Além disso, a idade, per si, é um conceito relativo. Voltando ao exemplo lá de cima. Não adianta eu me enganar, pensando que à medida que envelheço, automaticamente me torno mais experiente. A única e inexorável certeza é que ficarei mais gordo. Minha banha, no entanto, não virá acompanhada de maturidade. A maturidade passa pela experiência. Colecionar anos sentado no sofá mirando o teto pode parecer confortável. Mas é também uma perda de tempo terrível.

Rumo à sabedoria
Rumo à sabedoria

E o mesmo ocorre com whiskies. Barris podem ser utilizados várias vezes, mas cada vez que são reutilizados, perdem um pouco da capacidade de transferir seus sabores para o destilado. Assim, talvez um whisky de trinta anos maturado em uma barrica de terceiro uso – ou melhor, reuso – não seja tão saboroso quanto um doze anos que passou sua breve vida em carvalho de primeiro uso.

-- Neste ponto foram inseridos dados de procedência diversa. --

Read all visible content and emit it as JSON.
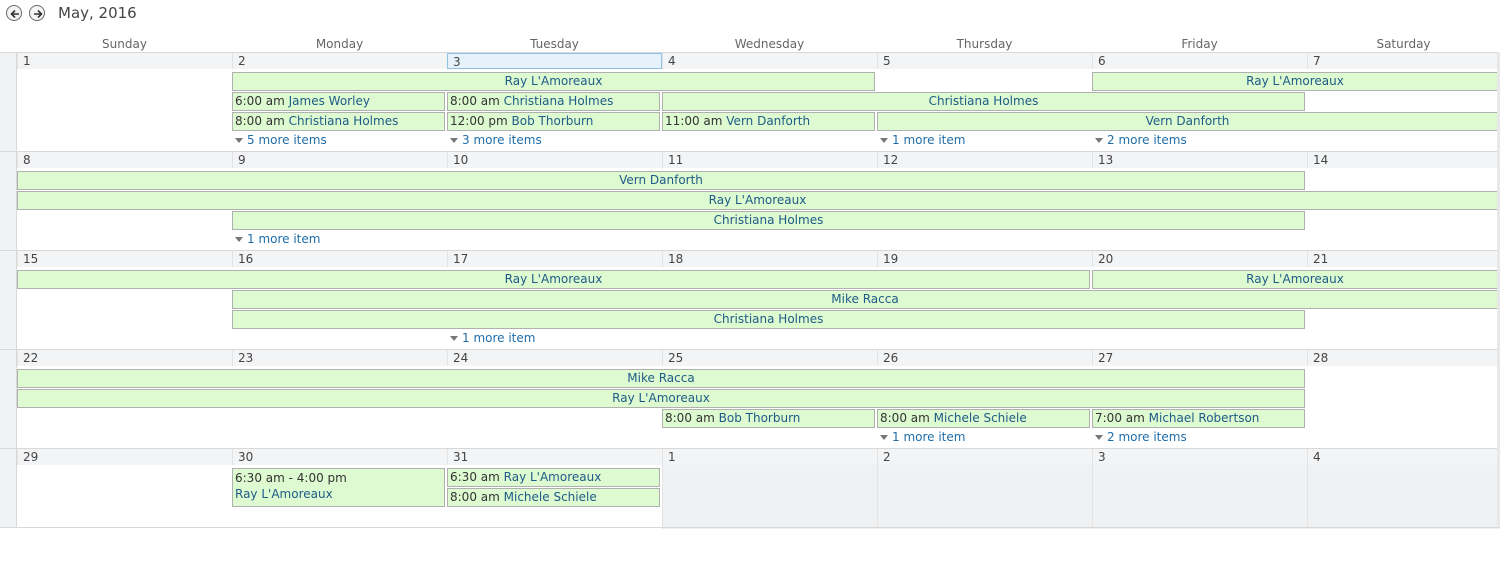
{
  "header": {
    "title": "May, 2016",
    "prev_icon": "arrow-left-icon",
    "next_icon": "arrow-right-icon"
  },
  "day_names": [
    "Sunday",
    "Monday",
    "Tuesday",
    "Wednesday",
    "Thursday",
    "Friday",
    "Saturday"
  ],
  "colors": {
    "event_bg": "#ddfad0",
    "event_text": "#1f5b88",
    "link": "#1f6da8",
    "today_border": "#92c0e0"
  },
  "weeks": [
    {
      "days": [
        "1",
        "2",
        "3",
        "4",
        "5",
        "6",
        "7"
      ],
      "today_index": 2,
      "outside_from": null,
      "events": [
        {
          "start": 1,
          "end": 3,
          "row": 0,
          "label": "Ray L'Amoreaux"
        },
        {
          "start": 5,
          "end": 6,
          "row": 0,
          "label": "Ray L'Amoreaux"
        },
        {
          "start": 1,
          "end": 1,
          "row": 1,
          "time": "6:00 am",
          "label": "James Worley"
        },
        {
          "start": 2,
          "end": 2,
          "row": 1,
          "time": "8:00 am",
          "label": "Christiana Holmes"
        },
        {
          "start": 3,
          "end": 5,
          "row": 1,
          "label": "Christiana Holmes"
        },
        {
          "start": 1,
          "end": 1,
          "row": 2,
          "time": "8:00 am",
          "label": "Christiana Holmes"
        },
        {
          "start": 2,
          "end": 2,
          "row": 2,
          "time": "12:00 pm",
          "label": "Bob Thorburn"
        },
        {
          "start": 3,
          "end": 3,
          "row": 2,
          "time": "11:00 am",
          "label": "Vern Danforth"
        },
        {
          "start": 4,
          "end": 6,
          "row": 2,
          "label": "Vern Danforth"
        }
      ],
      "more": [
        {
          "col": 1,
          "label": "5 more items"
        },
        {
          "col": 2,
          "label": "3 more items"
        },
        {
          "col": 4,
          "label": "1 more item"
        },
        {
          "col": 5,
          "label": "2 more items"
        }
      ]
    },
    {
      "days": [
        "8",
        "9",
        "10",
        "11",
        "12",
        "13",
        "14"
      ],
      "today_index": null,
      "outside_from": null,
      "events": [
        {
          "start": 0,
          "end": 5,
          "row": 0,
          "label": "Vern Danforth"
        },
        {
          "start": 0,
          "end": 6,
          "row": 1,
          "label": "Ray L'Amoreaux"
        },
        {
          "start": 1,
          "end": 5,
          "row": 2,
          "label": "Christiana Holmes"
        }
      ],
      "more": [
        {
          "col": 1,
          "label": "1 more item"
        }
      ]
    },
    {
      "days": [
        "15",
        "16",
        "17",
        "18",
        "19",
        "20",
        "21"
      ],
      "today_index": null,
      "outside_from": null,
      "events": [
        {
          "start": 0,
          "end": 4,
          "row": 0,
          "label": "Ray L'Amoreaux"
        },
        {
          "start": 5,
          "end": 6,
          "row": 0,
          "label": "Ray L'Amoreaux"
        },
        {
          "start": 1,
          "end": 6,
          "row": 1,
          "label": "Mike Racca"
        },
        {
          "start": 1,
          "end": 5,
          "row": 2,
          "label": "Christiana Holmes"
        }
      ],
      "more": [
        {
          "col": 2,
          "label": "1 more item"
        }
      ]
    },
    {
      "days": [
        "22",
        "23",
        "24",
        "25",
        "26",
        "27",
        "28"
      ],
      "today_index": null,
      "outside_from": null,
      "events": [
        {
          "start": 0,
          "end": 5,
          "row": 0,
          "label": "Mike Racca"
        },
        {
          "start": 0,
          "end": 5,
          "row": 1,
          "label": "Ray L'Amoreaux"
        },
        {
          "start": 3,
          "end": 3,
          "row": 2,
          "time": "8:00 am",
          "label": "Bob Thorburn"
        },
        {
          "start": 4,
          "end": 4,
          "row": 2,
          "time": "8:00 am",
          "label": "Michele Schiele"
        },
        {
          "start": 5,
          "end": 5,
          "row": 2,
          "time": "7:00 am",
          "label": "Michael Robertson"
        }
      ],
      "more": [
        {
          "col": 4,
          "label": "1 more item"
        },
        {
          "col": 5,
          "label": "2 more items"
        }
      ]
    },
    {
      "days": [
        "29",
        "30",
        "31",
        "1",
        "2",
        "3",
        "4"
      ],
      "today_index": null,
      "outside_from": 3,
      "events": [
        {
          "start": 1,
          "end": 1,
          "row": 0,
          "time": "6:30 am - 4:00 pm",
          "label": "Ray L'Amoreaux",
          "tall": true
        },
        {
          "start": 2,
          "end": 2,
          "row": 0,
          "time": "6:30 am",
          "label": "Ray L'Amoreaux"
        },
        {
          "start": 2,
          "end": 2,
          "row": 1,
          "time": "8:00 am",
          "label": "Michele Schiele"
        }
      ],
      "more": []
    }
  ]
}
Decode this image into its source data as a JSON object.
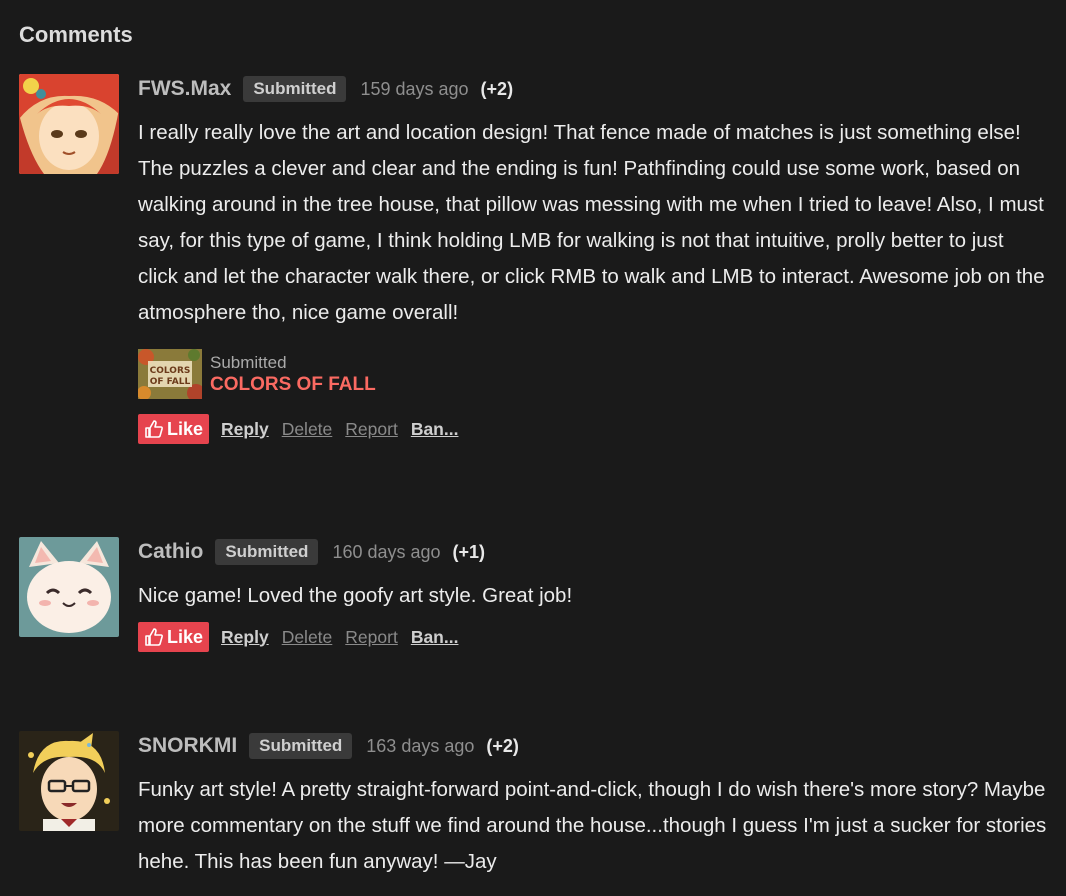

Deixa eu tentar explicar usando um paralelo que me ocorreu agora. Saquinhos de chá. Imaginem que um dia chego em casa tarde. As crianças e a esposa dormindo. Eu, porém, estou tão esgotado quanto agitado, e preciso de algo para me acalmar e esperar o sono chegar.

Talvez por insanidade ou mal gosto, tomo a improvável decisão de, ao invés de whisky, beber um chá. Aqueço a água e adiciono um saquinho desses de camomila. O único que encontro. Espero um pouco e depois tomo.

Mas ainda estou um pouco insone, então resolvo que vou tomar outra xícara. Só que aquele era o último saco, então eu simplesmente completo aquele recipiente com água, e espero a infusão. Esta, por sua vez, demora bem mais tempo. Porque o saquinho já quase esgotou seus sabores da primeira vez que o utilizei. Então, para ter um chá tão forte quanto o primeiro, me vejo obrigado a esperar bem mais tempo. E acabo dormindo.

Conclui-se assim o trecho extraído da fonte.